I have seen this issue posted before, but my setup is Sharded Replicasets. I think I have found why this is the case but just to put it here in case anyone has some input.
Database has about 4.5 billion documents all around 4K in size.
I have TTL set to 8 days.
Cluster is 16 shards.
Each shard is a PSA replicaset.
All Primary and Secondary have their own seperate Nodes, P/S split across 2 DC.
All Arbitors are located on a single node in third DC.
Each node is a VM with 8 CPU, 64GB MEM, 1TB DISK
Bulk Write I am pushing in 20K/s documents.
However the TTL deletion is lucky to be getting a few hundred per sec. I am out to about 20 days retention cause deletion just is so slow, It’s like they are not even moving.
I can see in the logs a lazy handful of REPL CRUD “d” on the $oid which I assume is the Replica getting individual delete events for TTL.
The IOWait is up to about 20% due to deletion and is affecting the inserts.
I believe the issue might be the operation and replication of the TTL deletes are one by one which is way beond the capability of the DB for the incoming rate.

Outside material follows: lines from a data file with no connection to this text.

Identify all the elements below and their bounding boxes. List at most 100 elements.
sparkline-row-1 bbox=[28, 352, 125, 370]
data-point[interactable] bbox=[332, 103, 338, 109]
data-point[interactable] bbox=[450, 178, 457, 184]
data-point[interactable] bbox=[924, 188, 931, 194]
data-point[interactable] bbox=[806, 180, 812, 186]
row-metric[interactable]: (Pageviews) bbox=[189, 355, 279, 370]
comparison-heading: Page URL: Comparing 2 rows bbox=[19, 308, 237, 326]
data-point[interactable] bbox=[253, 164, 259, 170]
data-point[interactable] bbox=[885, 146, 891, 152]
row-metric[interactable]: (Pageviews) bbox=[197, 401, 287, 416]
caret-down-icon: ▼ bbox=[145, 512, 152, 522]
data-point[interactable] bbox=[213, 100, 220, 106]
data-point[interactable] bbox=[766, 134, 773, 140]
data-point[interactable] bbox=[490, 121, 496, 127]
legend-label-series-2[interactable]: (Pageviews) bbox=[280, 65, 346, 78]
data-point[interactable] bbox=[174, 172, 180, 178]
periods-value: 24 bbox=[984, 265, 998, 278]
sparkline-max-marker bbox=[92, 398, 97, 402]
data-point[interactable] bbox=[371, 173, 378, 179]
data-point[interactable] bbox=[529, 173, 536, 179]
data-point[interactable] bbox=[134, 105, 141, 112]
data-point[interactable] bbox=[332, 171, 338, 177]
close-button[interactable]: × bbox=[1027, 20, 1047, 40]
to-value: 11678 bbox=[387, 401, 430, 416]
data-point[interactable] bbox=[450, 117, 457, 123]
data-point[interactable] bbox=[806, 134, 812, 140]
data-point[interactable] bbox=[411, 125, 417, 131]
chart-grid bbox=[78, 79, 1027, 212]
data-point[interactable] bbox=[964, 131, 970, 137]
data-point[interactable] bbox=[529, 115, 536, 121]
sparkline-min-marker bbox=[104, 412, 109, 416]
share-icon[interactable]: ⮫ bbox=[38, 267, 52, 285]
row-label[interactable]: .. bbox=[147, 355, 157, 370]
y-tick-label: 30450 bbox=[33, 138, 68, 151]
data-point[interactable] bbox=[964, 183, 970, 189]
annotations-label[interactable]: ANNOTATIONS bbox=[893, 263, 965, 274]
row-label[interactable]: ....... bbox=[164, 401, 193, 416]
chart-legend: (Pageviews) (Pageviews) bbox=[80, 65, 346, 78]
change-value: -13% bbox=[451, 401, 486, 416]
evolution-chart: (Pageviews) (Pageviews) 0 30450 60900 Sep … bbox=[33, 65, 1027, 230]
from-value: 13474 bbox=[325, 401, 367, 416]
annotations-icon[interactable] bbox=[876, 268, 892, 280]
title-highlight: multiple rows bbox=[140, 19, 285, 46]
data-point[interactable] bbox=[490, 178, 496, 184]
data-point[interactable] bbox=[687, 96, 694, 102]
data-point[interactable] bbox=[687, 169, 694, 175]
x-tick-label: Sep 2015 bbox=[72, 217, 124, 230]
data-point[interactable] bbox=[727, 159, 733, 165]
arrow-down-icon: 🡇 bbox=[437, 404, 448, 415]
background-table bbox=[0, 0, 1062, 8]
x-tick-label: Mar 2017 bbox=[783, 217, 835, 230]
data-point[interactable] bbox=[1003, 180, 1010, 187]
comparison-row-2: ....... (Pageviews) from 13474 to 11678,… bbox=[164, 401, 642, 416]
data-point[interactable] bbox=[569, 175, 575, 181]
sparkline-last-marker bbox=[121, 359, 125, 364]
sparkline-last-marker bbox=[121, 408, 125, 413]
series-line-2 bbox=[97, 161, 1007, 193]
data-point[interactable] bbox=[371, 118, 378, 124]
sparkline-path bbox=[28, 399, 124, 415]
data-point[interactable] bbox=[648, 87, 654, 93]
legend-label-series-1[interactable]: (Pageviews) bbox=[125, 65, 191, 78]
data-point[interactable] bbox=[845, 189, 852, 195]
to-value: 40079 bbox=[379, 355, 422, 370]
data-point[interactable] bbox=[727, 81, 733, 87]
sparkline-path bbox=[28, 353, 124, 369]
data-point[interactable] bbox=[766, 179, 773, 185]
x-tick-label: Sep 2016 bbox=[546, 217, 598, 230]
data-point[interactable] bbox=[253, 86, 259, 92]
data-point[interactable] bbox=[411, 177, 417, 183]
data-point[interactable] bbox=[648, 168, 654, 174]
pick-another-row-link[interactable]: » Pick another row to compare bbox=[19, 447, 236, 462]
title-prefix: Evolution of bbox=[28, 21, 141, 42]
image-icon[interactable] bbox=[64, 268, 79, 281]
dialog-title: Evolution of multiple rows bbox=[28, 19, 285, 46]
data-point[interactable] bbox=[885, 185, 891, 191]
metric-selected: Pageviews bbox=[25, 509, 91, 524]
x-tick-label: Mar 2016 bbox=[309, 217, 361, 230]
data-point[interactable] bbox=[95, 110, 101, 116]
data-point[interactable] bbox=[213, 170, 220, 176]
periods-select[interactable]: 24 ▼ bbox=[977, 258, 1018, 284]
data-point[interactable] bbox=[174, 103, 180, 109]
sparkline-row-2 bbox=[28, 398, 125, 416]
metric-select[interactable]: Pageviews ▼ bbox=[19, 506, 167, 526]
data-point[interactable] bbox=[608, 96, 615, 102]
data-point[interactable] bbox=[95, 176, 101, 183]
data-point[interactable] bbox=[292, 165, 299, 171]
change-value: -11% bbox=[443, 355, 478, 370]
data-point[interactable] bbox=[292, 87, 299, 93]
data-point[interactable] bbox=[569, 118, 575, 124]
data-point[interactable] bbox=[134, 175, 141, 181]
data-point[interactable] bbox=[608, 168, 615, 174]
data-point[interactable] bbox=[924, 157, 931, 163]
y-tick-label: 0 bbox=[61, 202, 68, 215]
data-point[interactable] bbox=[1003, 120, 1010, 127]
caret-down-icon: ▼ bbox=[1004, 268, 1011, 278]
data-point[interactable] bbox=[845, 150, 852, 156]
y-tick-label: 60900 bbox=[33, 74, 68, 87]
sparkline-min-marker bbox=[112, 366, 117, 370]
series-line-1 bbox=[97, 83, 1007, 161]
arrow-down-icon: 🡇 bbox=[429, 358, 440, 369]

I have looked at Partitioning but it is not really existent even though it comes up in serches, Partitioning seems to be equated to Sharding, But this really is a different strategy.
I am thinking pperhaps I create a manual partitioning strategy into multiple collection names representing 4 hour periods of time, Then I can calculate the collections to insert/query in middleware based on the document date/time and have the old collections dropped at expire. This seems real clunky, Surely a proper Partitioning solution would be great to add as native.
Sharding + Partitioning would have so many benefits.
What’s annoying is there doesn’t appear to be a fast method for dumping data from a collection and keeping the collection and index definitions in tact, Like Truncate. Even deleteMany performs poorly.
Capped collections are not suitable as they require unique IDs and I am unable to guarantee this due to multiple inserters and the frequency of data.